For each gVCF file in the input directory, both chromosome-level and assembly-level statistics are calculated, and each has its own row in the table. The columns are as follows:

Column Description
taxa The sample name in the gVCF file
chrom The reference chromosome name. For assembly-level statistics this value is ALL
refLength The length of the reference sequence
numSNPs The number of SNP records in the gVCF file for the given chromosome
numIns The number of insertion records in the gVCF file
numDel The number of deletion records in the gVCF file
numNs The number of N's/ambiguous bases in the assembly alignment
numBasesInserted The number of bases inserted relative to the reference sequence
numBasesDeleted The number of bases deleted relative to the reference sequence
percentIdentityWithRef The proportion of bases relative to refLength that are the same base as the reference base
percentMappedToRef The proportion of bases relative to refLength that are present in a gVCF record
meanInsertionSize The mean size of insertion records
medianInsertionSize The median size of insertion records
largestInsertion The size of the largest insertion
meanDeletionSize The mean size of deletion records
medianDeletionSize The median size of deletion records
largestDeletion The size of the largest deletion
refRangesWithHaplotype The number of reference ranges with a non-missing haplotype in the hVCF file
haplotypesIdenticalToRef The number of haplotypes identical to a reference haplotype in the hVCF file

The last two columns, refRangesWithHaplotype and haplotypesIdenticalToRef require hVCF files to calculate, and are omitted if no hVCF files are present in the given directory. See the hVCF specification documentation for more details about the hVCF format.

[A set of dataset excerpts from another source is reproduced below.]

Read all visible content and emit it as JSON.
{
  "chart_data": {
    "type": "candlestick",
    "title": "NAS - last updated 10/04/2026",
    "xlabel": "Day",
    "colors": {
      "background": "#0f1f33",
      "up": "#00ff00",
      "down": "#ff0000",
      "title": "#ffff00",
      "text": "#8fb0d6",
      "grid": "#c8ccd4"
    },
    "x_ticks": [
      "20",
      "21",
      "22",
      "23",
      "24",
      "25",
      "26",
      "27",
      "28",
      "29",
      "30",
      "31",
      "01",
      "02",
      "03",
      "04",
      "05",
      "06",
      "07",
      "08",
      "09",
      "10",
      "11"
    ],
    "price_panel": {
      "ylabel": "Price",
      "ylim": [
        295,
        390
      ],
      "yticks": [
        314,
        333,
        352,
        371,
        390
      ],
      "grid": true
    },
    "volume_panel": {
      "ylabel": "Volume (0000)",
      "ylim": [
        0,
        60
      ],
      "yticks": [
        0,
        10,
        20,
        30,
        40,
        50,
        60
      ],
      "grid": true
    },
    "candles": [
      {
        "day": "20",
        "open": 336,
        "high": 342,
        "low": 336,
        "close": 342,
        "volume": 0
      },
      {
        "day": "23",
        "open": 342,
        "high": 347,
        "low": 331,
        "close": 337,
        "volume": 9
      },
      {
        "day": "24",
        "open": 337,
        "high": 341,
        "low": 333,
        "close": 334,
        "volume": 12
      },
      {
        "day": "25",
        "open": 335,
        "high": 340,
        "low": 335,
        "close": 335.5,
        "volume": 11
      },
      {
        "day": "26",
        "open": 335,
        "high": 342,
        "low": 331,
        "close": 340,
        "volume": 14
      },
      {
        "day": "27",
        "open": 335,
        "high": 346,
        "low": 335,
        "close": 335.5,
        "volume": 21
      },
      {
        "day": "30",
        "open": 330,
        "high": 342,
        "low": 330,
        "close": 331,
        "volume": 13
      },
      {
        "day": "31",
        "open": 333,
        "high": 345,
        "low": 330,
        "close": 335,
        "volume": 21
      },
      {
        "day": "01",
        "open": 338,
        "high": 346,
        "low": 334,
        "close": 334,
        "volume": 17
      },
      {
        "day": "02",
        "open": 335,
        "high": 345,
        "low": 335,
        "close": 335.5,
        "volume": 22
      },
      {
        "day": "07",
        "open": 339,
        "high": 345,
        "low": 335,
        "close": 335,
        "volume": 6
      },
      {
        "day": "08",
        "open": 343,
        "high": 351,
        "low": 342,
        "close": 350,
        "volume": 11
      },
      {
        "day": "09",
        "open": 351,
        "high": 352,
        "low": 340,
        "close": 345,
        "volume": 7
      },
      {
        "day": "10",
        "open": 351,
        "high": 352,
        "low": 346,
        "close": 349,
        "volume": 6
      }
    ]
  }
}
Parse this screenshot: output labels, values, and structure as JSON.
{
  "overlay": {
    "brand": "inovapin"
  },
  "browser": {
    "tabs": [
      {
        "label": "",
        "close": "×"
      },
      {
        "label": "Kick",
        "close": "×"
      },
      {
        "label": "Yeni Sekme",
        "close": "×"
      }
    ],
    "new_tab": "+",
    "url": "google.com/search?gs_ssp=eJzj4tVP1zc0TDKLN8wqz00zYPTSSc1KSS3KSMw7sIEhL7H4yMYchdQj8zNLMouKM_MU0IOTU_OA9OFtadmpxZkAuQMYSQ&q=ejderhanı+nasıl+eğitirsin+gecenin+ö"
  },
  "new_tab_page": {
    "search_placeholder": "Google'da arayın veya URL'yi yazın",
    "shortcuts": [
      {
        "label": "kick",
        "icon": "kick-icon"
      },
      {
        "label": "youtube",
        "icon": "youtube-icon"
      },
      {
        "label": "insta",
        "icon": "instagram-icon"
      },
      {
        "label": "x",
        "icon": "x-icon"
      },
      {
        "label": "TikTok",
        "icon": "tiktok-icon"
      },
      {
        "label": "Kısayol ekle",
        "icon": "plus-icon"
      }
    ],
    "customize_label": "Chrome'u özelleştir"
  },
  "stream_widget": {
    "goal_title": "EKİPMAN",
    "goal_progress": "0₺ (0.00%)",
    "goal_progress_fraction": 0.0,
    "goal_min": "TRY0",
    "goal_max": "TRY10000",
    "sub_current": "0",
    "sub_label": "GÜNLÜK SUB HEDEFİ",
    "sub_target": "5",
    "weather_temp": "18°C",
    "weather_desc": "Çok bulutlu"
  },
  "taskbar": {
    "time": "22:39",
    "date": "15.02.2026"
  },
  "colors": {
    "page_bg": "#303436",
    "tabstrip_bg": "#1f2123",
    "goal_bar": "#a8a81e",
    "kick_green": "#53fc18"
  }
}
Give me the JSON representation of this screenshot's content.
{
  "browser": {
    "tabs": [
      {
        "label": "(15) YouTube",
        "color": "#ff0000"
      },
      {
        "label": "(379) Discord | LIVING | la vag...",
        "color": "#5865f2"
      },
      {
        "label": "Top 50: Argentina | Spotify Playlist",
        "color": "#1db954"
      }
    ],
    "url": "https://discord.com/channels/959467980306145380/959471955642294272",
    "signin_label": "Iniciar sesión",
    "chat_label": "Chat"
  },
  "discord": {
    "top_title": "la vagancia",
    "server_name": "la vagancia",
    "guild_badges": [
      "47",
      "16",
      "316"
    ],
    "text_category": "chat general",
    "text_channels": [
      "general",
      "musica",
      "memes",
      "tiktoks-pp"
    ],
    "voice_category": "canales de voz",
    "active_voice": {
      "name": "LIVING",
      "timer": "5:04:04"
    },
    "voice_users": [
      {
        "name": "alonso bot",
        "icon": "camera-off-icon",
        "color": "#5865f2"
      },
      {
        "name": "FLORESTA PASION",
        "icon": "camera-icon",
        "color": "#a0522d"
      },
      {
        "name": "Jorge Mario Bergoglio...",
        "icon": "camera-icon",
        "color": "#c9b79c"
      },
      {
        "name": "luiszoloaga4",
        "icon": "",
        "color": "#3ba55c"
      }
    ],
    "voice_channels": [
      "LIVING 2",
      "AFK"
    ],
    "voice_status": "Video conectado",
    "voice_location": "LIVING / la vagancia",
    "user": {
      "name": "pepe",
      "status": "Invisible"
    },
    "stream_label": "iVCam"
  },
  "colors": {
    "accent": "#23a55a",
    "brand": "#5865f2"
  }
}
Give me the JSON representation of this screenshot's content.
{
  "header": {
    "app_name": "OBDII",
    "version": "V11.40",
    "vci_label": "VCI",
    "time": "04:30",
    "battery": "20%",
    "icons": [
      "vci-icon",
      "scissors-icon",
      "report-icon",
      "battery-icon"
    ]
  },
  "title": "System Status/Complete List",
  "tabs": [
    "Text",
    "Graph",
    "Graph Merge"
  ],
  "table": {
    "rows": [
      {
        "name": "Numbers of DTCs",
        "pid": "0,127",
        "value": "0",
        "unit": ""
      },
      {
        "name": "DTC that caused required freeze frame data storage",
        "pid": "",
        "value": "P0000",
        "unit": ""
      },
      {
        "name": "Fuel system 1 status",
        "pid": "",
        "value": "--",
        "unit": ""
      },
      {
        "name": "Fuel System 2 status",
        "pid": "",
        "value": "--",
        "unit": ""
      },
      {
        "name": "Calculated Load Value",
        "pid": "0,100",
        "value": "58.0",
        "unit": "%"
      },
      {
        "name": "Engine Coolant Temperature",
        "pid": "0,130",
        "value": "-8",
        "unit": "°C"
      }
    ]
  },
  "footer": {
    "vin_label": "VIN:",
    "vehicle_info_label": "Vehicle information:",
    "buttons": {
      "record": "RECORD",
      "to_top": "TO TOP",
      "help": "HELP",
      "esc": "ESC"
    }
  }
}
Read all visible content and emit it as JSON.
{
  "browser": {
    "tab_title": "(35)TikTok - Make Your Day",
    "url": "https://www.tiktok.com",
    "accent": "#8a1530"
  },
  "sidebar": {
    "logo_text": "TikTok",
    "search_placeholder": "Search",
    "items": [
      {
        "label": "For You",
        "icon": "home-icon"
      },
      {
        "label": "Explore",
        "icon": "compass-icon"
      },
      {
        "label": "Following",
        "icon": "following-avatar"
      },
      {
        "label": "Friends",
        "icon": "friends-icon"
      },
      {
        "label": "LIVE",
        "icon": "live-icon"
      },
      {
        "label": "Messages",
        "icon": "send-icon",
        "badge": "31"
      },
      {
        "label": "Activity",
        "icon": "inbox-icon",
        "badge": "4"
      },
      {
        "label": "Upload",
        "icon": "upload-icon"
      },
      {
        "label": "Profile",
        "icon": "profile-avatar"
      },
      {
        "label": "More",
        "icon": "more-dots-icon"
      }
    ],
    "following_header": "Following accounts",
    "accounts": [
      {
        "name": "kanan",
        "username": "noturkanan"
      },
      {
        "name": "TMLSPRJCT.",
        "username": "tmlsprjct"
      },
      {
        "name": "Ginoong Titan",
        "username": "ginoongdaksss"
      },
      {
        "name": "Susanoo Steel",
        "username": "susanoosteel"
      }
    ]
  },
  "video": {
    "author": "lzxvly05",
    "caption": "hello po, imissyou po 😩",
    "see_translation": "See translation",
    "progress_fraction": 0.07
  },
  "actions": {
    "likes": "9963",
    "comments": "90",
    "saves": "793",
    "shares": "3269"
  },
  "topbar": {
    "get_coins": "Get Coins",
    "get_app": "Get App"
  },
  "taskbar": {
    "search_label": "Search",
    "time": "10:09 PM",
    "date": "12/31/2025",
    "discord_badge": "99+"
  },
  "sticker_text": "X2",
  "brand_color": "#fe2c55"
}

Terminology disambiguation

  • percentIdentityWithRef is roughly equivalent to the percentage of bases contained in gVCF reference blocks with non-missing genotypes. It also includes the padding base of each indel record if that base is the same as the reference
  • percentMappedToRef includes reference blocks, SNP records, and indel records. It is equivalent to the percentage of the reference covered by alignment blocks in the AnchorWave MAF files used to create the VCF files
  • refRangesWithHaplotype In general, most assemblies will produce haplotypes at most reference ranges. However, large deletions may span an entire reference range or more, resulting in a missing range. A large number of missing ranges may indicate a problem with the assembly or the alignment.